Having assembled a sufficient number of troops loyal to the government, above all in Berlin; having set up a new obstacle against the workers' councils following the "triumph" of the Berlin "congress", and before the phase of economic struggles could come into full swing, the bourgeoisie wanted to deal decisive military blows against the workers.

On January 4, the police superintendent of Berlin, who was a member of the left wing of the USPD, was to be removed by government troops. At the beginning of November the police headquarters had been occupied by revolutionary soldiers and workers, and up to January, it hadn't fallen into the hands of the bourgeois government. Once more, a storm of protest against the government broke out. In Berlin, hundreds of thousands of people took to the street on January 5. The Vorwarts (SPD news­paper) was occupied as well as other bourgeois press centers. On January 6 there were more mass demonstrations with hundreds of thousands participating.

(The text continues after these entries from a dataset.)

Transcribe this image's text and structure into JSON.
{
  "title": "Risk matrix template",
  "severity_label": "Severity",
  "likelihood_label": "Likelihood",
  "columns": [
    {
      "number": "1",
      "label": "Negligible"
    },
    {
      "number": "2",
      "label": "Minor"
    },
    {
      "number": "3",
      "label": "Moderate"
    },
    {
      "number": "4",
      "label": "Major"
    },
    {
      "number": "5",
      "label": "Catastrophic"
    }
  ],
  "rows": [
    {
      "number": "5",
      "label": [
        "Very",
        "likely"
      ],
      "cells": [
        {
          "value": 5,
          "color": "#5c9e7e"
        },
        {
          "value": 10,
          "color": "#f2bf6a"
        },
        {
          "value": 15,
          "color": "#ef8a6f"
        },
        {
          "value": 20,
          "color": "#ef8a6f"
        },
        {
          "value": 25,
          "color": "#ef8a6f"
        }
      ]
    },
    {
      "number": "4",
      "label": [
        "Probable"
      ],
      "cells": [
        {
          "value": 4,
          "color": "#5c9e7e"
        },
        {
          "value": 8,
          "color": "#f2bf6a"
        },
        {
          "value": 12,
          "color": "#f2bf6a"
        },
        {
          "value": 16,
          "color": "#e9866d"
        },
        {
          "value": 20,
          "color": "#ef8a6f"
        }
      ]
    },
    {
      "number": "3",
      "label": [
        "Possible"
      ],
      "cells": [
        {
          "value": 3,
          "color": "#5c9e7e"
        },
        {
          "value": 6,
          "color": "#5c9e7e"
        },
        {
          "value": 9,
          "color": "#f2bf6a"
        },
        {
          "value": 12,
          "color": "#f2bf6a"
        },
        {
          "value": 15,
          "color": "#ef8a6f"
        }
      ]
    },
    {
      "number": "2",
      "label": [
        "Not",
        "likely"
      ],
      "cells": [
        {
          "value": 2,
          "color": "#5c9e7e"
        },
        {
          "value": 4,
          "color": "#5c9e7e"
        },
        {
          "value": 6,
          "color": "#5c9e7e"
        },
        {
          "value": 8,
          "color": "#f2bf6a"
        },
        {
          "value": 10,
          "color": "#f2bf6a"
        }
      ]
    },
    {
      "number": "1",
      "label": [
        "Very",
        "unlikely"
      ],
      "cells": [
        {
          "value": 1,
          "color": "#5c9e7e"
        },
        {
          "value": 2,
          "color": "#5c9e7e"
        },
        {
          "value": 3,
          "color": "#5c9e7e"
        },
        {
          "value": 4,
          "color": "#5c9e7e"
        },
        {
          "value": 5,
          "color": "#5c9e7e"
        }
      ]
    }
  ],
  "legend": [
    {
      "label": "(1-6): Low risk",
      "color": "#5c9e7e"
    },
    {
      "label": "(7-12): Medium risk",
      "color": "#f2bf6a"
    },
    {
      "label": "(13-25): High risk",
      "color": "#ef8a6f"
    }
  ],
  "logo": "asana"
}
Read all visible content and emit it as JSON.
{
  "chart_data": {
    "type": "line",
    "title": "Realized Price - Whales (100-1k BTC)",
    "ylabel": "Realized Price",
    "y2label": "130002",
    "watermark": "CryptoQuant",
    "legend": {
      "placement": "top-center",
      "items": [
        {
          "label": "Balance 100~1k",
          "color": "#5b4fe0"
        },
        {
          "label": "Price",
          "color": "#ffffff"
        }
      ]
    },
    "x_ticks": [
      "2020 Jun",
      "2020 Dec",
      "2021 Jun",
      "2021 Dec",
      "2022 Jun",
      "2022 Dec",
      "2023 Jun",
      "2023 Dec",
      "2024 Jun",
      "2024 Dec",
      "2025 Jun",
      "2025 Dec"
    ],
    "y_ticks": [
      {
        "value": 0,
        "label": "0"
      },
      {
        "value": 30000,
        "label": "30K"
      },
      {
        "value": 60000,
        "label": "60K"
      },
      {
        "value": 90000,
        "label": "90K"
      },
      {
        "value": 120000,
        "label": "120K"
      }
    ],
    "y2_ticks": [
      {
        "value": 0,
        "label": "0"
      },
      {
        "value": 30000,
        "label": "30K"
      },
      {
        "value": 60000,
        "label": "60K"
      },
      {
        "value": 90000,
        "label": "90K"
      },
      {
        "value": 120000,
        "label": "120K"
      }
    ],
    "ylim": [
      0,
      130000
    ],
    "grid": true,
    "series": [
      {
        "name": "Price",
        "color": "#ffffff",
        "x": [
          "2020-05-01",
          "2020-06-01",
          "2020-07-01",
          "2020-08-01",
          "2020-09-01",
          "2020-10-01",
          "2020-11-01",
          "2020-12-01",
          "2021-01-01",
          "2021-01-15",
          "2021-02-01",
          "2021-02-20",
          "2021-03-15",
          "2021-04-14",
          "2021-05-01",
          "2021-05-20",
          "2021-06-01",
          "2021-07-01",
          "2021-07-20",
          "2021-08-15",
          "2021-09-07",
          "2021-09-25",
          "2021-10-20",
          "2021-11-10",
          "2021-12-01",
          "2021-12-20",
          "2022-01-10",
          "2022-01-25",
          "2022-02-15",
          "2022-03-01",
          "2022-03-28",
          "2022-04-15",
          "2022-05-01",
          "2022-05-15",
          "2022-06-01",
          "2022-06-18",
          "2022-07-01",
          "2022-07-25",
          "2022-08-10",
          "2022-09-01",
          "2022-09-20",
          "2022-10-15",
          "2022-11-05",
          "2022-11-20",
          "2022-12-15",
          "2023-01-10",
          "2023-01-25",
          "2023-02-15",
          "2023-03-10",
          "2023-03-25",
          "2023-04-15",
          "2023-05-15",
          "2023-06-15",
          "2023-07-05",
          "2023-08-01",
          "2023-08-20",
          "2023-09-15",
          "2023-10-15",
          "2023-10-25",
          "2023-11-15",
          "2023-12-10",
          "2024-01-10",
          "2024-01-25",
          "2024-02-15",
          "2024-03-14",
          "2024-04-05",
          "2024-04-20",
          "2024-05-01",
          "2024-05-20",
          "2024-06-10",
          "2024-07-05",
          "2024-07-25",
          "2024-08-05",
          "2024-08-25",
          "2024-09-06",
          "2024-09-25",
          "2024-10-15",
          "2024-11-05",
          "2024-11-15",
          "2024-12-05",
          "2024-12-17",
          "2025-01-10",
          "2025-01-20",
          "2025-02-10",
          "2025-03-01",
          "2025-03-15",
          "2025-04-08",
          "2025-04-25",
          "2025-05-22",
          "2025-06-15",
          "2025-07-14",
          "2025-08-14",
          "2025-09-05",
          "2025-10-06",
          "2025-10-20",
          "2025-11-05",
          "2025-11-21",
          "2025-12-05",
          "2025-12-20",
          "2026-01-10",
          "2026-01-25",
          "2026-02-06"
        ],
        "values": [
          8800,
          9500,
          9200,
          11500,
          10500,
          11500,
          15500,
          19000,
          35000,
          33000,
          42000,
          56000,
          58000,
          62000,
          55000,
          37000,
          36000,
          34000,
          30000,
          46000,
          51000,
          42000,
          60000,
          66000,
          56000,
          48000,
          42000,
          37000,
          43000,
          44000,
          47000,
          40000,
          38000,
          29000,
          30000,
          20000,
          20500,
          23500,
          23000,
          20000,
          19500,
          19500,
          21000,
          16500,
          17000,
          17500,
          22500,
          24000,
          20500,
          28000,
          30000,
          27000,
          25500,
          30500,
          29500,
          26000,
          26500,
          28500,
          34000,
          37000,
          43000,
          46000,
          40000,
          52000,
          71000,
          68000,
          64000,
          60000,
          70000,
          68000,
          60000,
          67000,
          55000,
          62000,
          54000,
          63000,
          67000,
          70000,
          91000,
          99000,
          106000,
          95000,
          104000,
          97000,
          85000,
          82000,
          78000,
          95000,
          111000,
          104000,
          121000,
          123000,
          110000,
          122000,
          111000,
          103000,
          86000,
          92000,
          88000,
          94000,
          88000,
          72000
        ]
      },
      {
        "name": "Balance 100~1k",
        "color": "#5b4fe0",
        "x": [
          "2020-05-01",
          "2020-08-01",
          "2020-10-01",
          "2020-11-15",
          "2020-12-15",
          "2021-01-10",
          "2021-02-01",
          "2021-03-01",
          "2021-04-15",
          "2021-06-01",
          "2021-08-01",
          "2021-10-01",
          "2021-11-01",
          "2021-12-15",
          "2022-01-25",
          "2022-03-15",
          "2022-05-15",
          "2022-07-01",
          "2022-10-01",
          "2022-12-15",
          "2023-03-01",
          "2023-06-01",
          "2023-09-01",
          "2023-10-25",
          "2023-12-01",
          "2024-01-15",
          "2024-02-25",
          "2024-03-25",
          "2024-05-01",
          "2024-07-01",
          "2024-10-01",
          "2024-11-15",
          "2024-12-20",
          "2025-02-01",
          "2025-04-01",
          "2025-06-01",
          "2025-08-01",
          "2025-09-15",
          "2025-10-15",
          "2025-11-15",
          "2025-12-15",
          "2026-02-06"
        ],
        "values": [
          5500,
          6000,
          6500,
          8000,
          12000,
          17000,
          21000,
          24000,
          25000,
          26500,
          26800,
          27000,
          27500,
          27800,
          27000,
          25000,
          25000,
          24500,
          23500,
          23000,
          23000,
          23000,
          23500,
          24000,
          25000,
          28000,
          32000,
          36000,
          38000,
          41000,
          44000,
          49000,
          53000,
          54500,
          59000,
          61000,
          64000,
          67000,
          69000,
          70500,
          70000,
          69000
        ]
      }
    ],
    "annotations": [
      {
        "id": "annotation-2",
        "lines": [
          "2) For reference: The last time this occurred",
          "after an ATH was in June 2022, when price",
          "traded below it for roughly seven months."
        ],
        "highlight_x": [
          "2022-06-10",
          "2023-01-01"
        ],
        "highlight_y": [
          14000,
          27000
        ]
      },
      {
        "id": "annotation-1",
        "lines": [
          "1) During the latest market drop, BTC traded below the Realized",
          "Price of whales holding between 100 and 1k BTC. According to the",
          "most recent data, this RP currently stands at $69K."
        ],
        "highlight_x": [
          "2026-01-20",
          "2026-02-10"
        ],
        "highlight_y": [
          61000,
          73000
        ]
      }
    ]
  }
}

Although the KPD leadership constantly propagated the necessity to overthrown the bour­geois government with the SPD at its head, they didn't think that the moment for doing so had arrived. In fact, they warned against a premature insurrection. However, under the over­whelming surge of the masses on the streets, which made which many revolutionaries feel that the working masses were ready for the insurrection, a "revolutionary committee" was founded on the eve of January 5, whose task was to lead the struggle for the overthrow of the government and to temporarily take over once the bourgeois government had been thrown out of office. Liebknecht. joined this "committee". However, the majority of the KPD considered the moment for insurrection hadn't yet come and emphasized the immaturity of the masses for such a step. It's true that the gigantic street demonstrations in Berlin had expressed an enormous rejection of the SPD government, but although discontent was rising in many towns, determination and combativity in other areas were lagging behind. Thus Berlin found itself fairly isolated. Even worse: having disarmed the national council congress in December and the executive council of Berlin the workers' councils in Berlin were no longer places of centralization, of decision-taking or for initiating workers' activities. This "revolutionary committee" did not emerge from the strength of any workers' council, nor did it have a mandate. It's not surprising that it didn't have an over-view about the mood amongst the workers and soldiers. Neither did it take over a real lead over the movement in Berlin or in other towns. In fact it turned out to be completely powerless and lacked orientation itself. An insurrection without the councils themselves.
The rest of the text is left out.